HACKER Q&A
📣 countfalafel

Who is doing digital health care right?


Folks, are any of you getting digitally enabled health care that feels efficient and modern? In the USA or outside? I'm in the US with a large managed health care company and after an injury this week felt like they aren't really much better than any old independent practice. My doctor said my ankle _might_ be broken and a podiatrist would reach out with a recommendation. I got a generic email from podiatrist asking me to schedule an appointment (podiatrist is with the same company 1 floor down. Next appointment is more than a week away). This seems nuts to me? I can imagine a very simple workflow tool that lets a doctor send some image/test result to a specialist or a queue of specialists who take a look and give their opinion. How can a large integrated health care company not have something like that in place? Choose to behave like different offices that happen to share the same building instead?

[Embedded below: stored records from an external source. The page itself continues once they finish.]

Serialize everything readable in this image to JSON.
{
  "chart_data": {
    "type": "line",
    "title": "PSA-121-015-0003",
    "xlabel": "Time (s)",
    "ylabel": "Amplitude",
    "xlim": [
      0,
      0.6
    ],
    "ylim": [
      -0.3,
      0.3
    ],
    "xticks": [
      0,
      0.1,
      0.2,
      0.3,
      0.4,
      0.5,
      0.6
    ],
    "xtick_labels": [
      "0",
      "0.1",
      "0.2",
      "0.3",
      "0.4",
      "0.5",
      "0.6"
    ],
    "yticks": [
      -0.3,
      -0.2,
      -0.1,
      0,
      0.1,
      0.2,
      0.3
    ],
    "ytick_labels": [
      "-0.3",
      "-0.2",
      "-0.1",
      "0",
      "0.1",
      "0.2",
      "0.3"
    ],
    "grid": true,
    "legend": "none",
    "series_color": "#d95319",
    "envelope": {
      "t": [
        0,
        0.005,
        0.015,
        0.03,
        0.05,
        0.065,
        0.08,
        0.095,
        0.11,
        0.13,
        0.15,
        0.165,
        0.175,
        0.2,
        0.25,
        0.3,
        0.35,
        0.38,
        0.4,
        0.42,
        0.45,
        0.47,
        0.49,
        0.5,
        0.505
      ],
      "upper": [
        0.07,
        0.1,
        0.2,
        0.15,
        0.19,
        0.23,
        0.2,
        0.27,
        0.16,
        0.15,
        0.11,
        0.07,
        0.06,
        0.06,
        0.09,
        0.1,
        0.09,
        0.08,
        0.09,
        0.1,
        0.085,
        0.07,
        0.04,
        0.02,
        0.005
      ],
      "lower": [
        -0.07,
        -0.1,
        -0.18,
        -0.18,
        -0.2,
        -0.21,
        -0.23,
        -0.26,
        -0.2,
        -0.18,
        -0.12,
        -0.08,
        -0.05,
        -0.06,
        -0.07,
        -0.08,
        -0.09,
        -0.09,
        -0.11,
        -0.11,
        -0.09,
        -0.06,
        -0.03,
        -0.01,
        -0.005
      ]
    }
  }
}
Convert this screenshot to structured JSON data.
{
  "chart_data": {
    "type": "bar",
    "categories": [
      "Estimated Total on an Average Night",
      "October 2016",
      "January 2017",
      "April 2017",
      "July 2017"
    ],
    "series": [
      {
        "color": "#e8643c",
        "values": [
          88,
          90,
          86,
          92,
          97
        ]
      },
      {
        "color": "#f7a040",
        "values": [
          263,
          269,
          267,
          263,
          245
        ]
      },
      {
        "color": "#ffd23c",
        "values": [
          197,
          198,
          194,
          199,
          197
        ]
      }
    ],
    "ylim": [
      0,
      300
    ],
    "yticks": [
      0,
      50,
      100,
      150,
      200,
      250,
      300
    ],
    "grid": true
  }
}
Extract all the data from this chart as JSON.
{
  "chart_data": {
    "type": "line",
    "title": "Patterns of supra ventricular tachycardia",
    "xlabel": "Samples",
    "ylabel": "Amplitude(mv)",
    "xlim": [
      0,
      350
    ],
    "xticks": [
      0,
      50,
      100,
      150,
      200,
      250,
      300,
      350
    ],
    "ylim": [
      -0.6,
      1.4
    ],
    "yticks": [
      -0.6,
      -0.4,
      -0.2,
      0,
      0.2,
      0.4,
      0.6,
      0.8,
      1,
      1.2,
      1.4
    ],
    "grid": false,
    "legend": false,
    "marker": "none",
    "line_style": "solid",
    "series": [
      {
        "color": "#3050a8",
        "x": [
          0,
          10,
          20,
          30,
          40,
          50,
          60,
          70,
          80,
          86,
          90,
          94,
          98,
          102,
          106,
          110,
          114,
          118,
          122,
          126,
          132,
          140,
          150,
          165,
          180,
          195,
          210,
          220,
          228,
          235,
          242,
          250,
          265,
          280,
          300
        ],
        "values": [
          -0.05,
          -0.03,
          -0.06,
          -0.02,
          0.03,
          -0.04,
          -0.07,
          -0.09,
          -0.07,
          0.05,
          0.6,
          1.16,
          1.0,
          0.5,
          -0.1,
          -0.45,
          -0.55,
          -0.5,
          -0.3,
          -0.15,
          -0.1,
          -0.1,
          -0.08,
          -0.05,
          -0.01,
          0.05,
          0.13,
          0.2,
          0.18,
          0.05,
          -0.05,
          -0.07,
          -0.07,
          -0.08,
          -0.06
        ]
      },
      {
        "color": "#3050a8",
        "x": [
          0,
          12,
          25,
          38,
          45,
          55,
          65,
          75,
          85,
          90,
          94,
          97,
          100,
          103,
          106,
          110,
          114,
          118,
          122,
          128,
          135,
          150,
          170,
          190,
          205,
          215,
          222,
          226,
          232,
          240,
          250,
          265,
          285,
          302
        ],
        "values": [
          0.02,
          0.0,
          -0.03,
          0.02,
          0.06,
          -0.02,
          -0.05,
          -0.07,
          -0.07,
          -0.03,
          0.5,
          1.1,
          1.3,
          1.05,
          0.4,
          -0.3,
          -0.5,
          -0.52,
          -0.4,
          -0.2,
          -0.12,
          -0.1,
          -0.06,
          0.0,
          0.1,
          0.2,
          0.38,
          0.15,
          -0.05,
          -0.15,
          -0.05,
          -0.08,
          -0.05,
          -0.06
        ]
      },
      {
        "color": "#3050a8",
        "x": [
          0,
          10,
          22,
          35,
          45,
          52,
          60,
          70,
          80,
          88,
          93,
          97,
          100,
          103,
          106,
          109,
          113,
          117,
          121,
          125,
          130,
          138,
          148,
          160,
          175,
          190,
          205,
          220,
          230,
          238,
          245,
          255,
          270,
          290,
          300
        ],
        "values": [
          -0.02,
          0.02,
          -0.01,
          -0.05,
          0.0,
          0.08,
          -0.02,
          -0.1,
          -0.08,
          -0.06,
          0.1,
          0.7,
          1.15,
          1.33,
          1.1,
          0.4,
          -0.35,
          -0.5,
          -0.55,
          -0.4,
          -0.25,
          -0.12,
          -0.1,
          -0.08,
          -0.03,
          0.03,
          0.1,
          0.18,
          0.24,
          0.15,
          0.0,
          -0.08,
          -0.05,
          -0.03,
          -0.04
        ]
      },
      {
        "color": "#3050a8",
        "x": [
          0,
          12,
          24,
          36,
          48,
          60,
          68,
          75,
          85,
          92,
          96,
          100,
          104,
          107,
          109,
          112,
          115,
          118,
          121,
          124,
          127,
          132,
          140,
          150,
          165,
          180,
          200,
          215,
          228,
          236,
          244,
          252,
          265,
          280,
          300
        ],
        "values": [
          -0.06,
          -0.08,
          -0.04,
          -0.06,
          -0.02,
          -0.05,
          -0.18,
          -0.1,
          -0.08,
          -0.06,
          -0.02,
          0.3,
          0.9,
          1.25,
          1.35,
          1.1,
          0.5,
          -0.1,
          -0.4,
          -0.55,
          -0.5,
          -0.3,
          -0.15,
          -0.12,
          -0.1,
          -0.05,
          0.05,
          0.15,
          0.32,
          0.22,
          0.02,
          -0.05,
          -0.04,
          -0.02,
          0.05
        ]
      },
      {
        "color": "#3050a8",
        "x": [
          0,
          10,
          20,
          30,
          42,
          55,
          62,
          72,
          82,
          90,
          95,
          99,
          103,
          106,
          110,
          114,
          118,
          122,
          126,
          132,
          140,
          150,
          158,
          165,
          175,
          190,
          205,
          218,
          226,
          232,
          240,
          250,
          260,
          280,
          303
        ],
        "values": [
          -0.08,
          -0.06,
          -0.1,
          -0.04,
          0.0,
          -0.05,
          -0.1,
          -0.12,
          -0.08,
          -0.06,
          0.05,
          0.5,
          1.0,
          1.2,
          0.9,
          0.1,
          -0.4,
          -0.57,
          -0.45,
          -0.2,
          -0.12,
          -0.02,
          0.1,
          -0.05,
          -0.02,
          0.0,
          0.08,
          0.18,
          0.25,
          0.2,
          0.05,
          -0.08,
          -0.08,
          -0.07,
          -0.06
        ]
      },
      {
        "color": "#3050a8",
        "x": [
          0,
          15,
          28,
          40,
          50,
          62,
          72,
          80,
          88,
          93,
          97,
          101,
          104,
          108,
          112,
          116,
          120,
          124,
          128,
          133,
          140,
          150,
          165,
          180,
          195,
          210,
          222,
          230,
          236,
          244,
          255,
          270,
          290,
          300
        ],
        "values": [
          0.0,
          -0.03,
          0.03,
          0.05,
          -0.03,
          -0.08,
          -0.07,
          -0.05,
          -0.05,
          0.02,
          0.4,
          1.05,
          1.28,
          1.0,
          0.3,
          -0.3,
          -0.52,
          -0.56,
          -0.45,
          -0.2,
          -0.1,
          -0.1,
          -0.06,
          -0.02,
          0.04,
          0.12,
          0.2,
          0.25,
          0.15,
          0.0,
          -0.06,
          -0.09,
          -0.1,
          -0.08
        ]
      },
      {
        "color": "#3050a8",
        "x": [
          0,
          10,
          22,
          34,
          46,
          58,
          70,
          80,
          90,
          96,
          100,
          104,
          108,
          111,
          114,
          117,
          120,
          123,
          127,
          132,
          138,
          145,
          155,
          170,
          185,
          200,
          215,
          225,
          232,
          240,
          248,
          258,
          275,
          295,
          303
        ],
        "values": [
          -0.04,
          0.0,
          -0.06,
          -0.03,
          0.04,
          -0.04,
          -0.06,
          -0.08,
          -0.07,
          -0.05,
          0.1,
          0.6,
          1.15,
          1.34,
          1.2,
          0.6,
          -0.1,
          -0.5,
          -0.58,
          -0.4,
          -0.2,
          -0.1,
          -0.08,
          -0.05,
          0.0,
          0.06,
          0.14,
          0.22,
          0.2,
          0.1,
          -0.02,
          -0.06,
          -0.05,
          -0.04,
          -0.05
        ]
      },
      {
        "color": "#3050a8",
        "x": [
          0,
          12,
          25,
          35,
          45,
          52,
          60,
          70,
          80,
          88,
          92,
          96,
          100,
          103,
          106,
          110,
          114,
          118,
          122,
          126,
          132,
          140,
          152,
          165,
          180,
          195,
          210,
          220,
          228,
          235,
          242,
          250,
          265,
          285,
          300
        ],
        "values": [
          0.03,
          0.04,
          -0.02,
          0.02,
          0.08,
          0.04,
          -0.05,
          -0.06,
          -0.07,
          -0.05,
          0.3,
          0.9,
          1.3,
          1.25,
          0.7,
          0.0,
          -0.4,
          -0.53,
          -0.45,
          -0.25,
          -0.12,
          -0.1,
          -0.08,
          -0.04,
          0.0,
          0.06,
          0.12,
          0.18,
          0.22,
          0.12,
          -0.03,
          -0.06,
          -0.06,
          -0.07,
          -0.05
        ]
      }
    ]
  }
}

Is anyone getting that level of digital integration and efficiency? Is this too much to expect?

Thanks!


  👤 boas Accepted Answer ✓
In a hospital or healthcare system, all of the doctors can generally see all of the imaging, labs, and notes for all patients. The problem with "curbside consults" -- where another doctor provides an immediate opinion without seeing the patient -- is that 1. The other doctor often doesn't get the full picture without doing a full evaluation. 2. Increased malpractice risk 3. It's not billable.

I'm a doctor, and in my own experience, my first impression from just seeing the images and talking to the other doctor is sometimes completely different from my final opinion after reviewing the chart and seeing the patient.

Wait times are also a problem, because hospitals and clinics like to operate at close to 100% capacity. There are huge fixed costs in a hospital, and hospital profit margins are often <5%, so that's why they have to operate near capacity.